Cover von Ghost Song
Cecile McLorin Salvant
Ghost Song

Label Nonesuch
Erstveröffentlichung 04.03.2022
Format CD
Lieferzeit 4 – 7 Werktage
Preis 17,95 € (inkl. MwSt. zzgl. Versand)
Rezension

22er der 3-fachen Grammy-Gewinnerin, eine der z.Zt. besten Jazz-Sängerinnen weltweit, die bislang nicht pur, aber mit Vorliebe, alten Jazz-Vorlagen der 50er bis 60er verbunden war (unter Einschluß von Blues-Elementen hier und da), wenn auch durchaus teilweise variablerer eigenständiger Natur.
Nun aber für meinen Geschmack nicht nur ihr eindeutig bestes (phasenweise absolut brillantes) Werk abliefert, sondern auch mit großem Abstand das entdeckungsreichste, abenteuerlustigste, experimentierfreudigste, agiler und abwechslungsreicher als je zuvor. Was sich ein bisschen schon in der Besetzung ankündigt, zwar steht wie immer das Piano im Zentrum, wird jedoch vielfältig, reiz- und wirkungsvoll oft ergänzt, von Flöte (recht gern, exquisit), E-Gitarre, Laute, Synthie, Orgel, Banjo, E-Piano. Hinzu kommen 2 gloriose ganz oder überwiegend unbegleitete Stücke, gesungen in gälischer Vokaltradition: Ein tief berührender englischer Folk-Song aus dem 15. Jahrhundert mit old-timey-Flair und, ich staune, Kate Bushs geniales Wuthering Heights, engelsgleich, himmlisch interpretiert. Nun ist es zwar keineswegs so, daß sie alle Traditionen links liegen läßt, ganz im Gegenteil, aber die Inspirationsquellen sind erheblich weiter gefaßt als bei ihr üblich, manchmal zudem auf überraschende Art umgesetzt, noch persönlicher, individueller. Wozu paßt, daß erstmals über die Hälfte der Tracks aus eigener Feder stammen (weitere Covers kommen von Sting, Harold Arlen/Gregory Porter, Brecht/Weill). Gleich nach dem Opener (besagtes Wuthering Heights) setzt sie sich zwischen alle Stühle, instrumental (mit E-Gitarre, Banjo und Flöte), atmosphärisch und stilistisch, rasantes Banjo-Gehacke wird gefolgt von wunderschöner becircender Balladen-Poesie (der Großteil des Songs), kurzzeitig Free Jazz-Elemente inklusive, zudem korreliert der langsame Groove nicht unbedingt reibungslos mit dem Rest das klingt in meinen Ohren überaus reizvoll.
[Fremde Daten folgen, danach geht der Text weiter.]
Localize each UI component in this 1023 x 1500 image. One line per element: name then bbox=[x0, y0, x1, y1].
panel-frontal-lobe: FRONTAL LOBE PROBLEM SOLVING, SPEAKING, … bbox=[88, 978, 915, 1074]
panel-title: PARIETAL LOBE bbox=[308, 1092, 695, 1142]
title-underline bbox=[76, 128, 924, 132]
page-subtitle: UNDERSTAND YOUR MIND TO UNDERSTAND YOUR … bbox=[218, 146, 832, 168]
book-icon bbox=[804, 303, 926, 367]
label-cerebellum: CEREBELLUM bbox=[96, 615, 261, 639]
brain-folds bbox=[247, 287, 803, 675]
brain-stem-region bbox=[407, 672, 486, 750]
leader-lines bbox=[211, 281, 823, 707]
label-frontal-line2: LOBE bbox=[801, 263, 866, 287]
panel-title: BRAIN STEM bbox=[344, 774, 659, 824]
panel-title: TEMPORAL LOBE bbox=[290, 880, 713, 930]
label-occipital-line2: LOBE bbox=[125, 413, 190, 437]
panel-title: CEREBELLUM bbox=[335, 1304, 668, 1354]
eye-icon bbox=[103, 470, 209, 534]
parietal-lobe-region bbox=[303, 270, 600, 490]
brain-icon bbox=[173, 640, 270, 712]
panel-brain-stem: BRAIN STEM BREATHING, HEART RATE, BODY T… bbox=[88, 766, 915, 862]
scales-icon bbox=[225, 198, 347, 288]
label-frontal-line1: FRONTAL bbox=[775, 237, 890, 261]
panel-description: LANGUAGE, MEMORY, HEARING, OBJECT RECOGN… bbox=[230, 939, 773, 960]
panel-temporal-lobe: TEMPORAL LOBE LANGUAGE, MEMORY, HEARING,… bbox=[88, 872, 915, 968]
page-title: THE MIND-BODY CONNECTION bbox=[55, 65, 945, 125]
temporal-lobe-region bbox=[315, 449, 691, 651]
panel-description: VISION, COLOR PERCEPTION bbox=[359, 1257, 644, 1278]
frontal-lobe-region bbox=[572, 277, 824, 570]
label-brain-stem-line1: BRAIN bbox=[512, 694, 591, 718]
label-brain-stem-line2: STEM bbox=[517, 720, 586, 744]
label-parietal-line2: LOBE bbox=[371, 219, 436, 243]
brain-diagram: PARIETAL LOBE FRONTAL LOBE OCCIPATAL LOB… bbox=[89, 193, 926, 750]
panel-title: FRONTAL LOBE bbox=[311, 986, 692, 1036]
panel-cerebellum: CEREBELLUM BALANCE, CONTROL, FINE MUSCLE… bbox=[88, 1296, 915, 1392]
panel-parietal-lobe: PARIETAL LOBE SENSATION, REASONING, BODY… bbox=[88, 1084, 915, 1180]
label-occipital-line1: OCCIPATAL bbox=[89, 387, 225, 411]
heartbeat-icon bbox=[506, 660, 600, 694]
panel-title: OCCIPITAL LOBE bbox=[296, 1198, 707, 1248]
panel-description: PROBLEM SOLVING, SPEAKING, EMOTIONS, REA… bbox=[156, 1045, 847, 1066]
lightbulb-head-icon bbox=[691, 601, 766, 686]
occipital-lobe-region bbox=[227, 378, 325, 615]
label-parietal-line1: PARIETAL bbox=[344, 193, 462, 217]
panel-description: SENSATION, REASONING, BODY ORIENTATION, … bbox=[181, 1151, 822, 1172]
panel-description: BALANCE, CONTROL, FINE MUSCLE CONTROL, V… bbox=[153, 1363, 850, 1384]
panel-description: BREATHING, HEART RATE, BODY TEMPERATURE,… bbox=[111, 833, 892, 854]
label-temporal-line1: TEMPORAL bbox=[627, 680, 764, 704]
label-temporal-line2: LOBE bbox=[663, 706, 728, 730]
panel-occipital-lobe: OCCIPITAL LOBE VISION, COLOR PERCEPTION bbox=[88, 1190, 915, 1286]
Im weiteren Verlauf bewegt sie sich zwischen verfremdeter Piano-Tradition (solo), erwähntem Brecht/Weill-Bezug (relativ authentisch, kontrastreich, ständige Tempiwechsel), einer feinfühligen exquisiten bluesigen Ballade mit superben Harmony Vocals, auf seltsamen Free/Klassik-Spuren mit rapid-fire-Gesang (kurzer Track), einem Mix aus Nina Simone, 40s/50s-Jazz, speedy Beats und verfremdeten Folklorismen (quirlig, lyrisch, lustvoll und toll!), einem berauschenden Neo-Avantgarde-Klassik-Drama in Kurzfassung mit Minimal Music-Spuren und großer prächtiger Kirchenorgel, sowas wie minimalistischem angefolktem Jazz, zart und leise, schließlich dann doch noch einer klassischen old-fashioned-Piano-Trio-Jazz-Ballade. Und über allem thront ihre großartige Stimme, eh über jeden Zweifel erhaben. Große Empfehlung. (detlev von duhn)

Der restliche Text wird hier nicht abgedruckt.